Assist hook rigging depends on type of jig. For example, center weighted jig’s purpose is to fall longer, sideways. Chance of fish biting the head or tail is 50 – 50. Ideal to put on both sides. But line attached to the head so eventually line gets tension head lift up so no need equal size hook on the end. Bigger on head, smaller on tail. Long center weight jig, I put 2 hooks on each. Make sure both hooks don’t hook each other. Tail weighted jig like early Shimano butterfly jig should not put on tail. They are not good swimming jig, so no need.
Tail weighted jig made for swimming, fast retrieve jig can have treble hook on tail because head and rear balance don’t matter. Slow pitch jig like flat jig needs to have both on both ends. And must have light cord on assist hooks. They must not obstruct action of the flat jig. Also light hooks like titanium.

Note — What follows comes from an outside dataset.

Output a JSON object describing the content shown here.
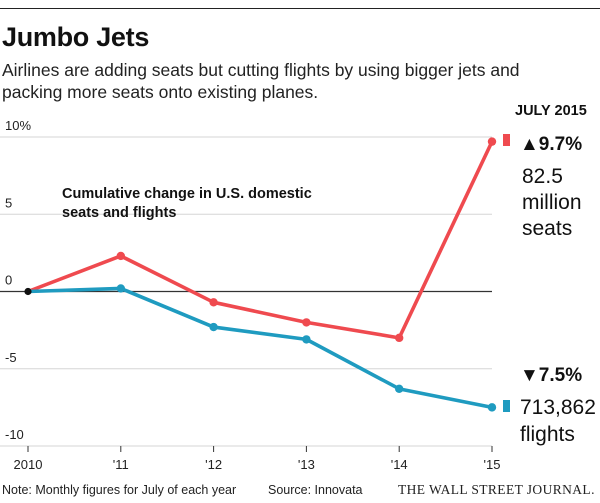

I used to catch Ono with assist hook made with thin wire leader with treble hook tied with metal crimp. It worked good. Toothy fish like Ono, ahi, mahi, kaku, they bite bait not suck to swallow like Ulua or kahala. Need shorter assist hooks. Best is 1/3 the length of the jig. Ulua, kahala, others like Moana, weke, those are suck the bait in to mouth, need longer assist hook to make sure hooks go into their mouth deeper. Most of fish attack head of bait because chasing from behind bait is much difficult for them. Their target is the eyes. That’s why all those lures have eyes and very realistic eyes.
Rear weighted jig:
For shore jigging, casting distance is the most important. Long cast has more chance of a bite. Especially, when there is a bait boil, you want to reach to the boil.

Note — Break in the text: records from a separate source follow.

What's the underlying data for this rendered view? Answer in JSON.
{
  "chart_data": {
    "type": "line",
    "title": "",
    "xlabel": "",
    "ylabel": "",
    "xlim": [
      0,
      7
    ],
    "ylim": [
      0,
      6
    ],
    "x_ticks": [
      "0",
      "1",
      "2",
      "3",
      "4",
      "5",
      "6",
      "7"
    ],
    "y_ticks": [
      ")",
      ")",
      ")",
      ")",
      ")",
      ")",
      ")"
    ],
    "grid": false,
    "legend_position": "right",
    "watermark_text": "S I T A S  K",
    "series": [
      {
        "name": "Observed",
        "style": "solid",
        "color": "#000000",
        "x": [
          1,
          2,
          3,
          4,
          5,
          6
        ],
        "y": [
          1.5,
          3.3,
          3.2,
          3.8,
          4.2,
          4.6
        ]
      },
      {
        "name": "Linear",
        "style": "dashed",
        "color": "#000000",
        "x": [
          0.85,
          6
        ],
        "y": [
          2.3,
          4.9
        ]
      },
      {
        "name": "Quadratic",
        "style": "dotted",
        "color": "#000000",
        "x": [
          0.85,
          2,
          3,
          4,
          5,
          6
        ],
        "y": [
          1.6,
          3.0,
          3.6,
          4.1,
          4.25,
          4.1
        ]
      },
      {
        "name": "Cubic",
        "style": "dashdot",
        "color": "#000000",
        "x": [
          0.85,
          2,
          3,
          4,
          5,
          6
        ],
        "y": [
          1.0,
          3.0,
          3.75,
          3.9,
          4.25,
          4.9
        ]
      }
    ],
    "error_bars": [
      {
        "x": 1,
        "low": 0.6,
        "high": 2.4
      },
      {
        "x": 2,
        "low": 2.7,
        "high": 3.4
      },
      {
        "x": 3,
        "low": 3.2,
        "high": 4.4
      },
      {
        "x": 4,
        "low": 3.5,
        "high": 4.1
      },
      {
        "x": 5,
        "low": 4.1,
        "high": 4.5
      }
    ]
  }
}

Rear weight jig stays in water longer, showing jig to fish longer. Can search wider area. When cast it, heavy tail goes first, stays good form to fly. For off shore jigging, it can reach deeper water fast. When you see bait ball in the fish finder, rear weight jig can reach the bait ball fast and it falls almost straight that aiming at the target accurately. Also rear weight jig shakes tail like swimming but depend on shape (cut to make edges). Rear weight jig is not good for long jerk or slow jerk. It doesn’t stay in the water flat or side stance, it falls straight. Fast jerk or retrieve is better. I use a rear weight jig with spinning reel, stiffer rod(tip) to control the jig. On medium current, off shore, I use 60g for 100ft. 150g for 200ft, 200G for 300ft.
Matthew I. says
Good advice on the baitball formation theory… I notice the same thing in the inshore halalu and sardine piles. With lures the inshore fish also appear to bite the lures when the ball is up tight together. Although the dunkers dunking at the pile seem to hook up at any time, probably since they have bait.
KellyBoy says
Great tips Haru!
Erik says
Interesting theories. Not sure I’ve taken notice of this before. I’ll be certain to now. Mahalo for sharing Haru
Harumi Shimanishi says
in Japan at restaurants, many of them have display cases in front of restaurants have wax dinners. It looks very realistic dish that can not identify real or not by just looking at. Most of us get excited by looks but really get us hungry by smell.